Now that all of the visualisations have been produced, it is time to concatenate and convert these into a single html file. In doing so, it is possible to easily view each of the graphs, allowing for the comparison of different variables inside one view. 

This will be done by both concatenating horizontally and vertically to create the desired view. Through this method, we will be able to create a 2 x 2 grid of our 4 graphs, with the final visualisation depicting the world map at the bottom of the page, as this graph requires a higher degree of size for clarity.

In [22]:
hconcat1 = alt.hconcat(income_chart, work_chart).resolve_scale(
    color='independent'
)

hconcat2 = alt.hconcat(scatter, dual_axis_chart).resolve_scale(
    color='independent'
)

final_chart = alt.vconcat(hconcat1, hconcat2, world_chart).resolve_scale(
    color='independent'
)

final_chart.save('combined_chart.html')

With the creation of the html file "combined_chart.html", we have completed the last step of our analysis.

# 7. Summary

In this notebook, we conducted a thorough examination of the Better Life Index dataset in an attempt to understand the well-being of individuals across various countries.

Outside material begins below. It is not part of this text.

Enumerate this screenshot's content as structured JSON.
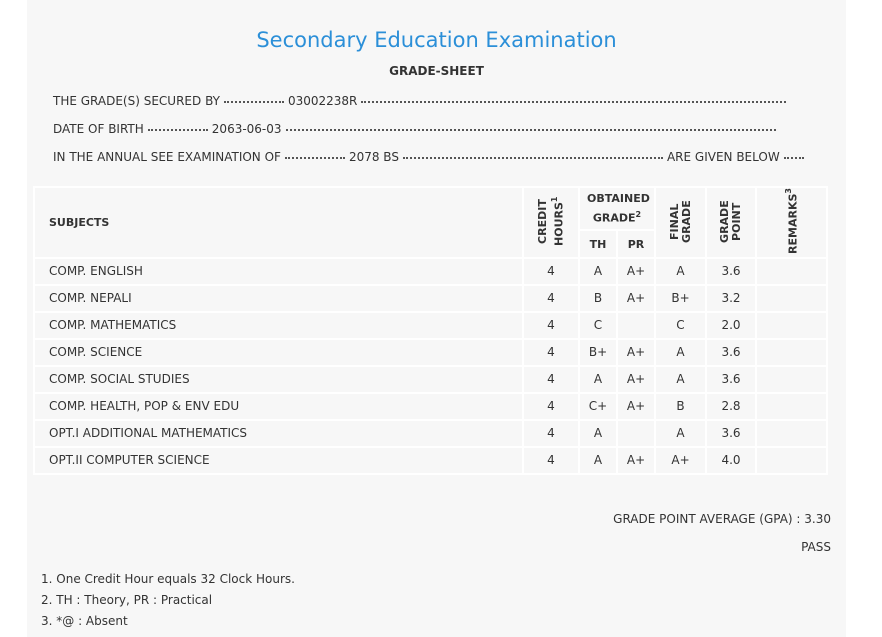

Following the initial data understanding phase, we then focused on the missing data present inside the dataset, ultimately deciding to utilise imputation. For columns with less than 20% missing data, imputation using the median was employed. For columns with more that 20% missing data, K-Nearest Neighour was utilised in an attempt to retain the dataset's overall characteristics.

A brief analysis into the columns data distributions was then conducted, which did not lead to any discoveries which required further action, such as outlier removal.

For the latter part of the notebook, an emphasis was placed on visualising the dataset in the most comprehensive way possible. Five visualisations were created, each representing a key component of well-being, with these being:
- Work-Life Balance
- Disposable Income
- Life Satisfaction
- Health
- Safety

Each visualisation played a crucial role in providing insights into the well-being of individuals in various countries.

Lastly, to view these visualisations in one place, we grouped them together and converted them into a single html file, retaining the interactive elements of the graphs, whilst also allowing for an easier viewing experience.